Asia down as oil fall hits sentiment, dollar gets respite
Asian stocks fell on Thursday as falling oil prices added to global growth concerns, while the dollar saw a bit of a respite against the yen and euro after successive sharp losses.
Spreadbetters expected the bearish tone for equities to continue into Europe, forecasting Britain's FTSE .FTSE to fall by as much as 0.3 percent at the open, and Germany's DAX .GDAXI and France's CAX .FCHI to start 0.4 percent lower.
MSCI's broadest index of Asia-Pacific shares outside Japan.MIAPJ0000PUS was down 0.7 percent as another large decline in oil prices took a heavy toll on energy shares and hit Wall Street hard overnight.
The volatile Shanghai Composite Index .SSEC shed earlier gains and fell 0.8 percent after regulators announced a flood of IPO approvals, which could signal authorities are growing increasingly concerned over the China markets' massive rally in the last two weeks.
Brent crude LCOc1 ticked up 0.8 percent to $64.73 a barrel but stayed within reach of a five-year low hit in the previous session, with the market's bearish tone largely intact.
The dollar edged up 0.3 percent to 118.165 yen JPY=, getting some respite after retreating to as low as 117.445 from a seven-year high of 121.86 reached on Monday.
"Recent nervousness in equity market sentiment is consistent with our view that equity fund positioning is near peak levels, which points to a near-term pullback," strategists at Barclays said in a note to clients.
"With underperformance by active managers, we worry that redemptions will continue and force an unwind of currently extended positioning," they said.
In addition to declining oil, concerns over the political situation in Greece have also dented appetite for risk assets.
The euro was steady at $1.2449 EUR= after rising to $1.2496. The common currency had rallied back from 2-1/2 year trough of $1.2247 hit on Monday before losing steam.

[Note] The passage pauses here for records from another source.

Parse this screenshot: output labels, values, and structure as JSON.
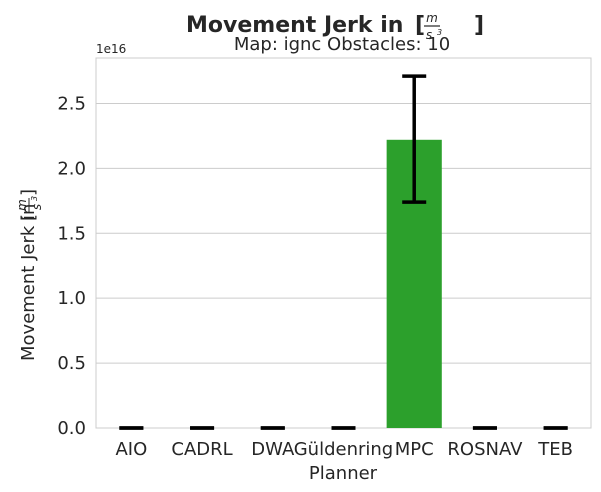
{
  "chart_data": {
    "type": "bar",
    "title": "Movement Jerk in",
    "title_unit": {
      "num": "m",
      "den": "s",
      "den_exp": "3"
    },
    "subtitle": "Map: ignc Obstacles: 10",
    "xlabel": "Planner",
    "ylabel": "Movement Jerk in",
    "scale_offset": "1e16",
    "categories": [
      "AIO",
      "CADRL",
      "DWA",
      "Güldenring",
      "MPC",
      "ROSNAV",
      "TEB"
    ],
    "values": [
      0,
      0,
      0,
      0,
      2.22,
      0,
      0
    ],
    "error_low": [
      0,
      0,
      0,
      0,
      1.74,
      0,
      0
    ],
    "error_high": [
      0,
      0,
      0,
      0,
      2.71,
      0,
      0
    ],
    "ylim": [
      0,
      2.85
    ],
    "yticks": [
      0.0,
      0.5,
      1.0,
      1.5,
      2.0,
      2.5
    ],
    "ytick_labels": [
      "0.0",
      "0.5",
      "1.0",
      "1.5",
      "2.0",
      "2.5"
    ],
    "grid": true,
    "bar_color": "#2ca02c",
    "errorbar_color": "#000000"
  }
}
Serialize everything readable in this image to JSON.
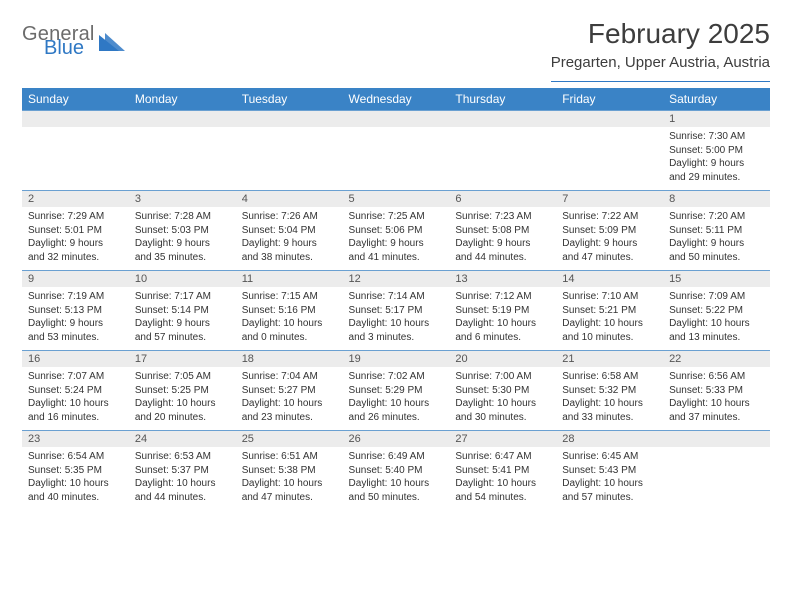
{
  "brand": {
    "word1": "General",
    "word2": "Blue",
    "text_gray": "#6b6b6b",
    "text_blue": "#2f78c4",
    "tri_color": "#2f78c4"
  },
  "title": {
    "month": "February 2025",
    "location": "Pregarten, Upper Austria, Austria"
  },
  "colors": {
    "header_bg": "#3a83c6",
    "header_text": "#ffffff",
    "row_border": "#6aa0d1",
    "daynum_bg": "#ececec",
    "body_text": "#333333"
  },
  "day_headers": [
    "Sunday",
    "Monday",
    "Tuesday",
    "Wednesday",
    "Thursday",
    "Friday",
    "Saturday"
  ],
  "weeks": [
    [
      {
        "num": "",
        "lines": []
      },
      {
        "num": "",
        "lines": []
      },
      {
        "num": "",
        "lines": []
      },
      {
        "num": "",
        "lines": []
      },
      {
        "num": "",
        "lines": []
      },
      {
        "num": "",
        "lines": []
      },
      {
        "num": "1",
        "lines": [
          "Sunrise: 7:30 AM",
          "Sunset: 5:00 PM",
          "Daylight: 9 hours",
          "and 29 minutes."
        ]
      }
    ],
    [
      {
        "num": "2",
        "lines": [
          "Sunrise: 7:29 AM",
          "Sunset: 5:01 PM",
          "Daylight: 9 hours",
          "and 32 minutes."
        ]
      },
      {
        "num": "3",
        "lines": [
          "Sunrise: 7:28 AM",
          "Sunset: 5:03 PM",
          "Daylight: 9 hours",
          "and 35 minutes."
        ]
      },
      {
        "num": "4",
        "lines": [
          "Sunrise: 7:26 AM",
          "Sunset: 5:04 PM",
          "Daylight: 9 hours",
          "and 38 minutes."
        ]
      },
      {
        "num": "5",
        "lines": [
          "Sunrise: 7:25 AM",
          "Sunset: 5:06 PM",
          "Daylight: 9 hours",
          "and 41 minutes."
        ]
      },
      {
        "num": "6",
        "lines": [
          "Sunrise: 7:23 AM",
          "Sunset: 5:08 PM",
          "Daylight: 9 hours",
          "and 44 minutes."
        ]
      },
      {
        "num": "7",
        "lines": [
          "Sunrise: 7:22 AM",
          "Sunset: 5:09 PM",
          "Daylight: 9 hours",
          "and 47 minutes."
        ]
      },
      {
        "num": "8",
        "lines": [
          "Sunrise: 7:20 AM",
          "Sunset: 5:11 PM",
          "Daylight: 9 hours",
          "and 50 minutes."
        ]
      }
    ],
    [
      {
        "num": "9",
        "lines": [
          "Sunrise: 7:19 AM",
          "Sunset: 5:13 PM",
          "Daylight: 9 hours",
          "and 53 minutes."
        ]
      },
      {
        "num": "10",
        "lines": [
          "Sunrise: 7:17 AM",
          "Sunset: 5:14 PM",
          "Daylight: 9 hours",
          "and 57 minutes."
        ]
      },
      {
        "num": "11",
        "lines": [
          "Sunrise: 7:15 AM",
          "Sunset: 5:16 PM",
          "Daylight: 10 hours",
          "and 0 minutes."
        ]
      },
      {
        "num": "12",
        "lines": [
          "Sunrise: 7:14 AM",
          "Sunset: 5:17 PM",
          "Daylight: 10 hours",
          "and 3 minutes."
        ]
      },
      {
        "num": "13",
        "lines": [
          "Sunrise: 7:12 AM",
          "Sunset: 5:19 PM",
          "Daylight: 10 hours",
          "and 6 minutes."
        ]
      },
      {
        "num": "14",
        "lines": [
          "Sunrise: 7:10 AM",
          "Sunset: 5:21 PM",
          "Daylight: 10 hours",
          "and 10 minutes."
        ]
      },
      {
        "num": "15",
        "lines": [
          "Sunrise: 7:09 AM",
          "Sunset: 5:22 PM",
          "Daylight: 10 hours",
          "and 13 minutes."
        ]
      }
    ],
    [
      {
        "num": "16",
        "lines": [
          "Sunrise: 7:07 AM",
          "Sunset: 5:24 PM",
          "Daylight: 10 hours",
          "and 16 minutes."
        ]
      },
      {
        "num": "17",
        "lines": [
          "Sunrise: 7:05 AM",
          "Sunset: 5:25 PM",
          "Daylight: 10 hours",
          "and 20 minutes."
        ]
      },
      {
        "num": "18",
        "lines": [
          "Sunrise: 7:04 AM",
          "Sunset: 5:27 PM",
          "Daylight: 10 hours",
          "and 23 minutes."
        ]
      },
      {
        "num": "19",
        "lines": [
          "Sunrise: 7:02 AM",
          "Sunset: 5:29 PM",
          "Daylight: 10 hours",
          "and 26 minutes."
        ]
      },
      {
        "num": "20",
        "lines": [
          "Sunrise: 7:00 AM",
          "Sunset: 5:30 PM",
          "Daylight: 10 hours",
          "and 30 minutes."
        ]
      },
      {
        "num": "21",
        "lines": [
          "Sunrise: 6:58 AM",
          "Sunset: 5:32 PM",
          "Daylight: 10 hours",
          "and 33 minutes."
        ]
      },
      {
        "num": "22",
        "lines": [
          "Sunrise: 6:56 AM",
          "Sunset: 5:33 PM",
          "Daylight: 10 hours",
          "and 37 minutes."
        ]
      }
    ],
    [
      {
        "num": "23",
        "lines": [
          "Sunrise: 6:54 AM",
          "Sunset: 5:35 PM",
          "Daylight: 10 hours",
          "and 40 minutes."
        ]
      },
      {
        "num": "24",
        "lines": [
          "Sunrise: 6:53 AM",
          "Sunset: 5:37 PM",
          "Daylight: 10 hours",
          "and 44 minutes."
        ]
      },
      {
        "num": "25",
        "lines": [
          "Sunrise: 6:51 AM",
          "Sunset: 5:38 PM",
          "Daylight: 10 hours",
          "and 47 minutes."
        ]
      },
      {
        "num": "26",
        "lines": [
          "Sunrise: 6:49 AM",
          "Sunset: 5:40 PM",
          "Daylight: 10 hours",
          "and 50 minutes."
        ]
      },
      {
        "num": "27",
        "lines": [
          "Sunrise: 6:47 AM",
          "Sunset: 5:41 PM",
          "Daylight: 10 hours",
          "and 54 minutes."
        ]
      },
      {
        "num": "28",
        "lines": [
          "Sunrise: 6:45 AM",
          "Sunset: 5:43 PM",
          "Daylight: 10 hours",
          "and 57 minutes."
        ]
      },
      {
        "num": "",
        "lines": []
      }
    ]
  ]
}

Despite the recent volatility displayed by the dollar, the divergence in U.S. monetary policy from Europe and Japan could continue to favor the greenback in the long term.
New Zealand's central bank governor said he expected to see the most quantitative easing since 2011 around the world next year, particularly as economic risks in Japan and Europe remain.
"There are question marks around Japan and certainly in Europe," Reserve Bank of New Zealand Governor Graeme Wheeler told a media briefing.
The RBNZ on Thursday held its benchmark rate at a near six-year high and signaled further modest rate rises over time. That propelled the New Zealand dollar NZD=D4 to a nine-day high of $0.7872 and away from a 2-1/2 year low of $0.7609 plumbed Tuesday.
The Australian dollar rose 0.1 percent to $0.8325 AUD=D4 after data revealed Australian employment in November showed a much higher than expected rise.
The Aussie, another recent beneficiary of the retreating greenback, had fallen to a 4-1/2 year low of $0.8223 on Tuesday.
Safe-haven government debt remained better-bid. The benchmark 10-year Japanese government bond yield JP10YTN=JBTC touched 0.390 percent, its lowest since April 2013.